Career TipsApr 10, 2025· 7 min read

How to Write a Cover Letter That Actually Gets Read

Most cover letters are rejected in under 7 seconds. Not because they're badly written. Because they open wrong. Here's how to fix that — and what the rest of the letter should do.

The 7-Second Problem

Hiring managers don't read cover letters. They skim them. You get about 7 seconds before they decide whether to keep going or move on. That's not an exaggeration — it's what most recruiters will tell you if you ask them directly.

So the question isn't "is my cover letter good?" It's "does my cover letter earn the next 10 seconds?" Everything comes down to your opener.

The opener is everything. Don't waste it.

What a Bad Opening Looks Like

You know the type. "I am writing to express my interest in the Software Engineer position at Acme Corp." That sentence tells the reader nothing they don't already know. They posted the job. You applied for it. Of course you're interested.

Other common offenders: starting with "My name is..." (they can see your name), or "I believe I would be a great fit..." (everyone says this), or "Throughout my career..." (nobody cares about your career narrative yet).

These openers don't fail because they're wrong. They fail because they're forgettable.

How to Write the First Sentence

A good first sentence does one of two things: it names a specific result you've achieved, or it shows you understand something specific about the company. Both of these signal that you're not sending a mass-apply letter.

Here's a real example of a weak opener vs. a strong one for the same candidate:

WEAK

"I am writing to apply for the Account Manager role and believe my experience in sales would make me a strong candidate."

STRONG

"Last year I grew my territory from £200k to £340k by rebuilding the onboarding process from scratch — and I'm looking for somewhere I can do that again at a bigger scale."

The strong version is specific. It's got a number. It hints at ambition. And it makes the reader think: "Tell me more."

The Cover Letter Format That Works

Keep it to three short paragraphs. That's it. Most cover letters are twice as long as they need to be (and that's harder than it sounds when you're trying to sell yourself).

  • 1.Hook: Your strong first sentence, plus one more line that explains why you're applying to this company specifically. Not "because it's a great opportunity." Something real.
  • 2.Proof: Two or three lines about what you've done that's directly relevant. Pull from your resume, but phrase it differently. Add the context the resume can't fit.
  • 3.Close: One line asking for the conversation. Not begging, not over-eager. Just a clear, direct ask. "I'd love to talk through how this could work" is fine.

What to Cut

Here's a quick list of things you can remove from almost any cover letter without losing anything:

  • The date and your full address (this isn't a formal letter, it's 2025)
  • Restating the job title in the first line
  • Any sentence that starts with "I have always been passionate about..."
  • The phrase "I am a team player" or any version of it
  • "Please find my CV attached" — they know
  • Any paragraph longer than 4 sentences

Shorter is almost always better. If you can say it in 200 words, don't use 400.
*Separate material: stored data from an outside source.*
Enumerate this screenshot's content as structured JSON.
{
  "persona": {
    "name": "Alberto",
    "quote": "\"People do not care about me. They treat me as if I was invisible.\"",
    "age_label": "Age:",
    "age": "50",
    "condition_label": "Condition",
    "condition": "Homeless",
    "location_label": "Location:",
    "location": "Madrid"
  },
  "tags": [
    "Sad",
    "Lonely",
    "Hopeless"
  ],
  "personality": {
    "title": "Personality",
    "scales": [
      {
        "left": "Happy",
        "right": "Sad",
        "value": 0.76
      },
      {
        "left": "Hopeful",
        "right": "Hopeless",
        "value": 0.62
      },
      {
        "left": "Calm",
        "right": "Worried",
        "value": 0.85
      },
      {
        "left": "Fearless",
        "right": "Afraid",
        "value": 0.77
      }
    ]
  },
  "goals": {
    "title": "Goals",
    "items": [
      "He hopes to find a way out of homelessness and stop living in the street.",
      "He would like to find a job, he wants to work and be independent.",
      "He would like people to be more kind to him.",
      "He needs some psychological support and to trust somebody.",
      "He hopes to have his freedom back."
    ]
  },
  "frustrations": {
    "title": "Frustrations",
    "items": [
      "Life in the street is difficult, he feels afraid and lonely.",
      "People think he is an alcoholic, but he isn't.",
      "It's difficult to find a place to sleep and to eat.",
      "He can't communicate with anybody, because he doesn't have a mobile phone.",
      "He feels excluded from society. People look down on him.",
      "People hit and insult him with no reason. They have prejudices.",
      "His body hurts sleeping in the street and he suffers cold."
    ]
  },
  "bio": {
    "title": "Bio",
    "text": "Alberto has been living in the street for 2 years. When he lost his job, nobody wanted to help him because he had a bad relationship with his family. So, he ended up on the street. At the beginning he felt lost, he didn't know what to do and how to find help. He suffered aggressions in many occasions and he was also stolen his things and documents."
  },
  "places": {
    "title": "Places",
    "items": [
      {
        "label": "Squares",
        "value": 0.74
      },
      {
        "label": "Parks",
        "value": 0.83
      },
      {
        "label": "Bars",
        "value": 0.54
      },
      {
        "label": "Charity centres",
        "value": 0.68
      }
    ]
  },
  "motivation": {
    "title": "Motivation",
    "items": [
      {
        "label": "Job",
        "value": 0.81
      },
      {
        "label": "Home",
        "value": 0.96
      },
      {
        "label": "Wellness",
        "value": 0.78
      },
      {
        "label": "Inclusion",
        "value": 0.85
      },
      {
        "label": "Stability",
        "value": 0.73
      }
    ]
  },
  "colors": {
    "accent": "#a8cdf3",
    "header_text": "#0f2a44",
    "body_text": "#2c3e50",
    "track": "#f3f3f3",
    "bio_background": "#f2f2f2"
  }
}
Tailoring Without Rewriting

You don't need a completely different cover letter for every job. You need a strong base and a few swappable lines. The hook and the closing paragraph usually stay the same. What changes is the second sentence of paragraph one (the company-specific bit) and one or two details in paragraph two.

That 20% of customisation does most of the work. Read the job description. Find two or three phrases that keep appearing. Work them in naturally. Don't stuff them.

Want to go further? Read our guide on how to tailor your cover letter to a job description — it covers word mirroring and ATS scanning in detail.

One More Thing

Read it out loud before you send it. Seriously. If you stumble over a sentence, cut it or rewrite it. If it sounds like a press release, start again. Your cover letter should sound like a confident, specific person. Not a document.

The best cover letters don't try to cover everything. They say one thing clearly and make the reader want to find out more. That's the whole job.